A Saanich resident was ordered to pay two $200 tickets for two days of excess noise, which one neighbour testified sounded like a “growler jet” coming from her property on Old East Road in Saanich in May 2018.
Nancy Kinney told the courts she didn’t dispute the noise complaints but stated the noise was a normal farm practice and asserted she was protected under the Farm Practices Protection (Right to Farm) Act. Kinney didn’t present any evidence, nor did she testify at the hearing on Oct. 16.
The Farm Protection Act states any sound of noise caused by farming activity carried out in a reasonable manner on farmland between the hours of 7 a.m. and 9 p.m. is exempt from bylaws.
Judicial Justice Hunter Gordon wrote in a judgment posted online this week, that there was no evidence Kinney has a farm business and ordered the payment.
A Saanich bylaw officer testified she had been a frequent visitor to Kinney’s property, responding to numerous complaints since 2015 that related to the use of the property, unlicensed vehicles, illegal use of out buildings and noise.
On the far, northern end of the property is a riding ring — a large rectangular building with a base of two stacked layers of concrete blocks upon which numerous arched beams are attached, supporting a white rubber roof. The riding ring is located near Michael Romaine’s property, across the street.
Pictures, taken three weeks after the dates of the noise complaints, shown in court show a significant collection of vehicles and parts of vehicle that were not licenses and “clearly not roadworthy,” plus boat trailers, some with boats on them.

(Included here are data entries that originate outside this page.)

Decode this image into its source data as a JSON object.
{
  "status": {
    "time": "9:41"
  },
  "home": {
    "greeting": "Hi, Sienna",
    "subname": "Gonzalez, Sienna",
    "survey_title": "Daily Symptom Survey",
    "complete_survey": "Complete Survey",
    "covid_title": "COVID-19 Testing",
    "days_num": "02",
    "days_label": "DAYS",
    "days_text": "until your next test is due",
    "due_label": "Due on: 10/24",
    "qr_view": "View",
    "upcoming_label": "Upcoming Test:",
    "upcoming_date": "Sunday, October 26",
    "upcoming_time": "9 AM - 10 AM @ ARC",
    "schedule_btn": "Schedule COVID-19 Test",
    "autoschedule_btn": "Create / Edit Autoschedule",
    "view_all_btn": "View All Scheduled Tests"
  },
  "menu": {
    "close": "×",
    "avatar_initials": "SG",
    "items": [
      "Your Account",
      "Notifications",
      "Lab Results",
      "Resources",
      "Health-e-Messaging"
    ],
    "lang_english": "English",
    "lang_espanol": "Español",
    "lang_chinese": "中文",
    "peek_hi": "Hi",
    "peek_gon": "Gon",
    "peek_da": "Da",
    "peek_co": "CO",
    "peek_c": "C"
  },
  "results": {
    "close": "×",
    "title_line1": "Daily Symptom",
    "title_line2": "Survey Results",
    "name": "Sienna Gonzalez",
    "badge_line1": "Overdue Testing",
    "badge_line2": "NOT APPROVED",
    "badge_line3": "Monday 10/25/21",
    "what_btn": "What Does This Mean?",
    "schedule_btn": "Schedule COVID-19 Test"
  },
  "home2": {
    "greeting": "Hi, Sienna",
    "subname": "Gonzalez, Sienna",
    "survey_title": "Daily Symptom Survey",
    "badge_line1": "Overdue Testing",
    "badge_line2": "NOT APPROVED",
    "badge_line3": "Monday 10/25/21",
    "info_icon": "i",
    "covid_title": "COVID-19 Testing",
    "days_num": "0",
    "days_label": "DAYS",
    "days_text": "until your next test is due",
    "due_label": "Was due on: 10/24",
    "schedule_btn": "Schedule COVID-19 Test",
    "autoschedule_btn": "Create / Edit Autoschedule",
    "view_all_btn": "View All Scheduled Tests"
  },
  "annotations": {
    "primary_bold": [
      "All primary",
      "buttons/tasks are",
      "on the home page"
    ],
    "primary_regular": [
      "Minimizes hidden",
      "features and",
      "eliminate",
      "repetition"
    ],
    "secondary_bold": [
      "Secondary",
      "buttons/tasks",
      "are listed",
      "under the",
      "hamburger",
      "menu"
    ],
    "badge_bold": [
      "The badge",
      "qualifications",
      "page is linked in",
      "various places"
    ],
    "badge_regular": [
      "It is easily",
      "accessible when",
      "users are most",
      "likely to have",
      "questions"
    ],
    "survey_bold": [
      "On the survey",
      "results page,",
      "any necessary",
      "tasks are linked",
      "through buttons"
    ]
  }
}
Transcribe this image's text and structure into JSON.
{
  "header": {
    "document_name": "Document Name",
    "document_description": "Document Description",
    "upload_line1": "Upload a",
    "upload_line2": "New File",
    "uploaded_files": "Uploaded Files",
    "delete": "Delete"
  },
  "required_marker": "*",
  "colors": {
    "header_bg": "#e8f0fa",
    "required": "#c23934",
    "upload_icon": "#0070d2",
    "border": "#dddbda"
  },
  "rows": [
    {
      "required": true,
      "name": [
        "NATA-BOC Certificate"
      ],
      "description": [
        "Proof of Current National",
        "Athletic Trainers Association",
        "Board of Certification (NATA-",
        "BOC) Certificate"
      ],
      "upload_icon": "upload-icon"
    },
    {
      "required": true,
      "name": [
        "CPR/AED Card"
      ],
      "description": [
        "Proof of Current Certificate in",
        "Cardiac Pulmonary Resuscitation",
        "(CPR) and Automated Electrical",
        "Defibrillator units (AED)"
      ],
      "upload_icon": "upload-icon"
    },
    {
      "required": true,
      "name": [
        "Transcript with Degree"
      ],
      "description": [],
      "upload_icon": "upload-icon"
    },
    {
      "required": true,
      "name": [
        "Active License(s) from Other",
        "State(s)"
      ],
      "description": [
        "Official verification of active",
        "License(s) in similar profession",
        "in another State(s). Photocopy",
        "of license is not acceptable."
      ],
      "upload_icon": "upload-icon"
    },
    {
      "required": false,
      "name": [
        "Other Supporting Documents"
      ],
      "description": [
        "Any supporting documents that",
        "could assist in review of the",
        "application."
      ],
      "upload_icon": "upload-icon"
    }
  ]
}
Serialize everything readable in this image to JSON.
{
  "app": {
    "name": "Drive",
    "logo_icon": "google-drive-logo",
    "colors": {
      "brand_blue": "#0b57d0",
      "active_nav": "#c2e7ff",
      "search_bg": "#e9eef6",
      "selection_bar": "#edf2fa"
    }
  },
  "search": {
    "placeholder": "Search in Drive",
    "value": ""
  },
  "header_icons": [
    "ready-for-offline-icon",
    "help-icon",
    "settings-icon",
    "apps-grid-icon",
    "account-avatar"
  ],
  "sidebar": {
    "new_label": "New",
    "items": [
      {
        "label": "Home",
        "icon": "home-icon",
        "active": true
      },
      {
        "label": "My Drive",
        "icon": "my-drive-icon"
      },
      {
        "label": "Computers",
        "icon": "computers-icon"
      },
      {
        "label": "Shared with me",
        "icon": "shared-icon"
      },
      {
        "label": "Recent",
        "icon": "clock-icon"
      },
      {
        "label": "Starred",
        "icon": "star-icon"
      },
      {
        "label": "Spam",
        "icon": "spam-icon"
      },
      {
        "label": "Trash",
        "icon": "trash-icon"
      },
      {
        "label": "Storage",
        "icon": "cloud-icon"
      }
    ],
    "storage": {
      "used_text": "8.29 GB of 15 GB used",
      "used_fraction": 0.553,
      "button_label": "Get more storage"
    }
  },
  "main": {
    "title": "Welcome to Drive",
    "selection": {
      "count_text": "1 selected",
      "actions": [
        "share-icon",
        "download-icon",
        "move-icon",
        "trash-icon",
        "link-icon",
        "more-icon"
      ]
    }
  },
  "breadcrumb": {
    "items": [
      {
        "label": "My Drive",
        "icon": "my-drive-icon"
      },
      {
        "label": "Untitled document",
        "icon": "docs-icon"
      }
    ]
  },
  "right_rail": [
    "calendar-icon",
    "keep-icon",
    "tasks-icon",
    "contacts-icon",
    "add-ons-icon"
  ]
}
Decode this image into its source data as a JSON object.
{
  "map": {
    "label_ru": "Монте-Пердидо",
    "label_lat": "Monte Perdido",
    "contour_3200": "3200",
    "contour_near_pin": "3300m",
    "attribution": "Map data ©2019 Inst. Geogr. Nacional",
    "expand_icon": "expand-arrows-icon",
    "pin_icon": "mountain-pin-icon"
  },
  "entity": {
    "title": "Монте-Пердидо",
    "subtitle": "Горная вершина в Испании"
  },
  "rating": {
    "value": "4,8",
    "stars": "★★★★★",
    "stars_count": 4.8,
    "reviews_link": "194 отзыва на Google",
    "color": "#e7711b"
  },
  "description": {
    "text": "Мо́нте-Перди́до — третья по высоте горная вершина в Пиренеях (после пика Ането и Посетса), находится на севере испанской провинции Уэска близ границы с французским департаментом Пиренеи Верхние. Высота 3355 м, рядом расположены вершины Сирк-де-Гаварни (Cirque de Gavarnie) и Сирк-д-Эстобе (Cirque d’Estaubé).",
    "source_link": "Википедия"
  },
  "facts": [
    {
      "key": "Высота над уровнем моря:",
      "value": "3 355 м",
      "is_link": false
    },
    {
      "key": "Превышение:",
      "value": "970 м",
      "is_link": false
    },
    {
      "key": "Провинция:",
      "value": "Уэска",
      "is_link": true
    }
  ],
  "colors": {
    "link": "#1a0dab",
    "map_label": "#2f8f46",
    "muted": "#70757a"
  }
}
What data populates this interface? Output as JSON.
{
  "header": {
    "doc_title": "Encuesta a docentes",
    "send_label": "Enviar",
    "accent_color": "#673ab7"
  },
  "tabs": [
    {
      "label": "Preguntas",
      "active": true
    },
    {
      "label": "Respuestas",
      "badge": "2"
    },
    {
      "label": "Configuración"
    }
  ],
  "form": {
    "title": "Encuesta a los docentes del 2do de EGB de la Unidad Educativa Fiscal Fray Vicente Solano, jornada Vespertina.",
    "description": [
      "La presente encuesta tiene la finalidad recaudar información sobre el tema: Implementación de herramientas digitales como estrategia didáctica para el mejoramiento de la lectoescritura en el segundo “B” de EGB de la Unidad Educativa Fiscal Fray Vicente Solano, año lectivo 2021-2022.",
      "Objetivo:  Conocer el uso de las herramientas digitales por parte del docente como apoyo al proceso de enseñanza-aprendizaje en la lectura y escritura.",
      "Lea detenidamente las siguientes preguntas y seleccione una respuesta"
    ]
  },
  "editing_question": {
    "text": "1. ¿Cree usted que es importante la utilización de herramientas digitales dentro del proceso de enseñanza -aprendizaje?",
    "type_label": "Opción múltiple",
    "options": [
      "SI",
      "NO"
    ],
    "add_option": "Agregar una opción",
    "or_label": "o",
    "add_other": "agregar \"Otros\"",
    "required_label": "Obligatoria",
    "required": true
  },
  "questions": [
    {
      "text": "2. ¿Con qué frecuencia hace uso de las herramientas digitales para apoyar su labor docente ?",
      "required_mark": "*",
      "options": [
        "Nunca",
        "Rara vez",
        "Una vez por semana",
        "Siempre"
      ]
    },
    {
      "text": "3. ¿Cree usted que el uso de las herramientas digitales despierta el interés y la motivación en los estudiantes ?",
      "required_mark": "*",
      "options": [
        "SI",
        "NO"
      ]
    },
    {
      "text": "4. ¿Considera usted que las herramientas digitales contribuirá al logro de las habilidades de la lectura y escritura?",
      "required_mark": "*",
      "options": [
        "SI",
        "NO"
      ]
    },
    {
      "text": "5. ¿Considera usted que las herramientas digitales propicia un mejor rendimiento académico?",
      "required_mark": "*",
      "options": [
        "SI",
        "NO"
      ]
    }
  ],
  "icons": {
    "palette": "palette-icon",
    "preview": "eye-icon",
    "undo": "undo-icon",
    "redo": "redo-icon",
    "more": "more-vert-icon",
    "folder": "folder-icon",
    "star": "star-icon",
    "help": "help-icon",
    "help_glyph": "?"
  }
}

Michael Romaine testified that on May 20, 2018 while working on his property near the riding ring, he heard a loud consistent and continuous banging, along with a high pitched metal grinding, which he said was clearly emanating from inside the building. Adding that the noise went on for hours, making it hard to have conversations and could be heard in his home some distance away with the TV on and the doors and windows closed.
Romaine said the same noise, intensity and approximate length of time repeated itself on May 22, 2018. Adding that since Kinney had moved in about seven years earlier, he had not observed any farming activity but had seen lots of vehicles coming and going from the property.
He also testified that not long after Kinney had moved in, the two had gotten into an argument about an electric line and have had sour relations since.
Another neighbour, Elizabeth Wilson, who lives nearby with her mother testified that her mother could not sit on their deck during these dates because of the noise and that it could be heard from inside her home with the windows closed.
Kinney chose not to present any evidence for reasons she said were not directly related to the tickets, resting her defence solely on the law.
Justice Gordon wrote there was nothing to support that Kinney has a farming business and the activities in the riding ring were not remotely connected to a farm business or horses, despite the name.
Kinney explained, but not under oath, that the noise came from workers cutting holes in a large metal container in the riding ring to make door and window openings for a building for farm workers.
“As I see it, Ms. Kinney has approached her defence this way: ‘I have a large acreage in the Agricultural Land Reserve: ergo I must have a farm business, any activities I carry on must be a farm operation and any kind of building activity must be a normal farm practice. And those must be assumptions that require no evidence’,” wrote Justice Gordon.